なんだそんなことか、と笑えるほどの余裕は無い。けど、名前が目の前で泣いて、考え得る最悪の展開を予想してしまっていただけに、少し拍子抜けという気持ちも無いことはなかった。
(よかった……別れ話じゃ、ないんだよな……)
こんな暗い顔して話があるなんて言われたら、誰だって悪い方に考える。体から一気に力が抜けたのを内心感じながら、子供みたいに瞳を濡らす名前の目元を指で拭った。
「どのくらい?」
「……一年、くらい」
「それでずっと悩んで、俺と会ってくれなかったんだ」
「……う、ん」
申し訳なさそうに、顔を俯かせた名前。確かに一年は長い。一年も彼女と会えないなんて、絶対に辛い。けど、彼女が自分で決めたことだ。彼女の選択に俺が口を出せる筈がない。
「健司くん……」
「なんでお前が不安そうにしてんの」
今本当に泣きたいのは俺の方だ、とは言わねーけど。ああ、なんか、自分が女々しくて嫌になる。でもしょうがないだろ?名前に会えなくなるんだぜ。口にはしなくても、俺だって不安なんだ。残される方もさ。

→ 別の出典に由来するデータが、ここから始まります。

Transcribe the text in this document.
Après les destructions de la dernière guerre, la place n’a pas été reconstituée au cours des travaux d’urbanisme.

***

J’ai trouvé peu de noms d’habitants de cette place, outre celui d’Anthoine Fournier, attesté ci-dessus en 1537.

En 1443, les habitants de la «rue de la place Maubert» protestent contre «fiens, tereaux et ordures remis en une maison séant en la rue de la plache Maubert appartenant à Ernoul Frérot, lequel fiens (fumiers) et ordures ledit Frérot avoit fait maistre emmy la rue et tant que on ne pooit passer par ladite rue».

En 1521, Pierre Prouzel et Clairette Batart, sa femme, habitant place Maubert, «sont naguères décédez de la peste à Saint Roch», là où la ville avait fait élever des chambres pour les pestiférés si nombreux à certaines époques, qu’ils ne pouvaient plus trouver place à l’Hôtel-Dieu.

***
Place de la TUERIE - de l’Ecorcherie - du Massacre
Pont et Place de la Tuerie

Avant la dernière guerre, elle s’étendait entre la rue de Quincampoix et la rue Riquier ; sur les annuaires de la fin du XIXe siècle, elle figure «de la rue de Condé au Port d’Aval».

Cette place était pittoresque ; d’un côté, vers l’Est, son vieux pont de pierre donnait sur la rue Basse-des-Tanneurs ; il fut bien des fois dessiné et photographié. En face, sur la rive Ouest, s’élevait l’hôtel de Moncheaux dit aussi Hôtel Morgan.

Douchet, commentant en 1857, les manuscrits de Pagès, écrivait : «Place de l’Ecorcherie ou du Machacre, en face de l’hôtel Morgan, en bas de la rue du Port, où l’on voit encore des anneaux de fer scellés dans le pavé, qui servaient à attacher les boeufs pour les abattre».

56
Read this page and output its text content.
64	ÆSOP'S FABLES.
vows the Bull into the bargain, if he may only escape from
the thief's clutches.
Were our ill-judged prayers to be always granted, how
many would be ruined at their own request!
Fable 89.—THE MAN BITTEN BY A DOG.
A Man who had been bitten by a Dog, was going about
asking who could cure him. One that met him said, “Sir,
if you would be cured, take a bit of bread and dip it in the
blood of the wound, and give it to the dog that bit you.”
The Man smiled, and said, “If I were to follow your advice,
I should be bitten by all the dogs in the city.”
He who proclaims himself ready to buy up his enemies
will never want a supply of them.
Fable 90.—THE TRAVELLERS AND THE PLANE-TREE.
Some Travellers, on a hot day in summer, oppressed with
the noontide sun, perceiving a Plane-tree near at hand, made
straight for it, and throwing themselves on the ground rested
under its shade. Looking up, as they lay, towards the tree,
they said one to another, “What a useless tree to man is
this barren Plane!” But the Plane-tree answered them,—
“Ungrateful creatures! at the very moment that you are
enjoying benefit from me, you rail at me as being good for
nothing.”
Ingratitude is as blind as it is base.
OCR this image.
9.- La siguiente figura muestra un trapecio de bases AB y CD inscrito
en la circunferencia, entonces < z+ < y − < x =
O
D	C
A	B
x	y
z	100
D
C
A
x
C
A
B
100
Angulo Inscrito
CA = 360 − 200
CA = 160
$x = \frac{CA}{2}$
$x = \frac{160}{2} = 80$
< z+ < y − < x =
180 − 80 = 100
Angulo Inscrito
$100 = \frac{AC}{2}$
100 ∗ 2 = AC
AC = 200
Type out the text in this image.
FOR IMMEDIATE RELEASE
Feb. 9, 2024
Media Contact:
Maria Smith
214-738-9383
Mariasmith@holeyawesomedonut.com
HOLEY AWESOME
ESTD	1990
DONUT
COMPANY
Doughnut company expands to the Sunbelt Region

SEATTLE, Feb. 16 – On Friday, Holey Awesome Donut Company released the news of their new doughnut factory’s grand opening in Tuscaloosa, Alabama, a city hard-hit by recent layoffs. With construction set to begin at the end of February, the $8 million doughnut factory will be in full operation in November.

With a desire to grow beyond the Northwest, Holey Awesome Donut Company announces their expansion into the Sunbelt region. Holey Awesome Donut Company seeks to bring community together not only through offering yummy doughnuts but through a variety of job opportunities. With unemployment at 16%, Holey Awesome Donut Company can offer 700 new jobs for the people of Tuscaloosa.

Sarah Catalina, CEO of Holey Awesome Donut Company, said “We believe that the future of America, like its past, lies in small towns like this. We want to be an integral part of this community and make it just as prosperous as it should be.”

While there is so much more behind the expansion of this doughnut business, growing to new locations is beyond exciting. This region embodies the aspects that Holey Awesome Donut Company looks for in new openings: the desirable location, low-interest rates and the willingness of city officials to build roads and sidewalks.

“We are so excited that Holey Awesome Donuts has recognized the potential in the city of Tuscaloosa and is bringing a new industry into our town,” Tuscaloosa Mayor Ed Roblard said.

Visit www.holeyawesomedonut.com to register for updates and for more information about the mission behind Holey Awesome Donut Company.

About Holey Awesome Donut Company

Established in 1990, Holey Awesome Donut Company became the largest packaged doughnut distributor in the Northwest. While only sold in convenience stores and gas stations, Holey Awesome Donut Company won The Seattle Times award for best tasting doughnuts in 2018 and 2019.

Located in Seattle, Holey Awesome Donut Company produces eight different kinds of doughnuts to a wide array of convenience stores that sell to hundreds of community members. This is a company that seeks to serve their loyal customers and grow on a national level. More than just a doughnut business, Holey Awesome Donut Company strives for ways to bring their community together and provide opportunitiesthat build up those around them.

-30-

「だって、私がいなくなったら、すぐに他の子が健司くんの隣に……」
なのに。名前がこんな可愛いことを言うから。
「待ってるから。べつに一年くらい……どうってことな、っ!」
俺の中の不安や心配は、彼女が急に胸に飛び込んできたことで弾け飛んだ。頭を押しつけるようにして抱きつく名前を前に、一瞬体が固まった。
「すき……」
「……………」
照れ屋の彼女からこんな風に積極的に気持ちを聞くことは滅多にないことで。
(……え、?)
ましてや、頬を掴まれて……キス、されてるとか。名前からキスしてくるとか!初めてなんだけど!?なんだこれ!!この可愛すぎるやつ、誰だ……!!
「……大好き、健司くん」
「そりゃ……どうも」
今すぐにでも名前をどうにかしてしまいたいと思う俺は、可笑しいだろうか。いやそんなはずはない。持ちうる限りの理性を総動員させて、彼女を腕に閉じ込めるだけで留めた俺を誰かに褒めて欲しいくらいだ。ここが外だということが心底残念で、内心ため息を吐き出す。
ああもう柔らかいし。本当に、どこもかしこも好きだ。誰彼かまわず自慢してまわりたい。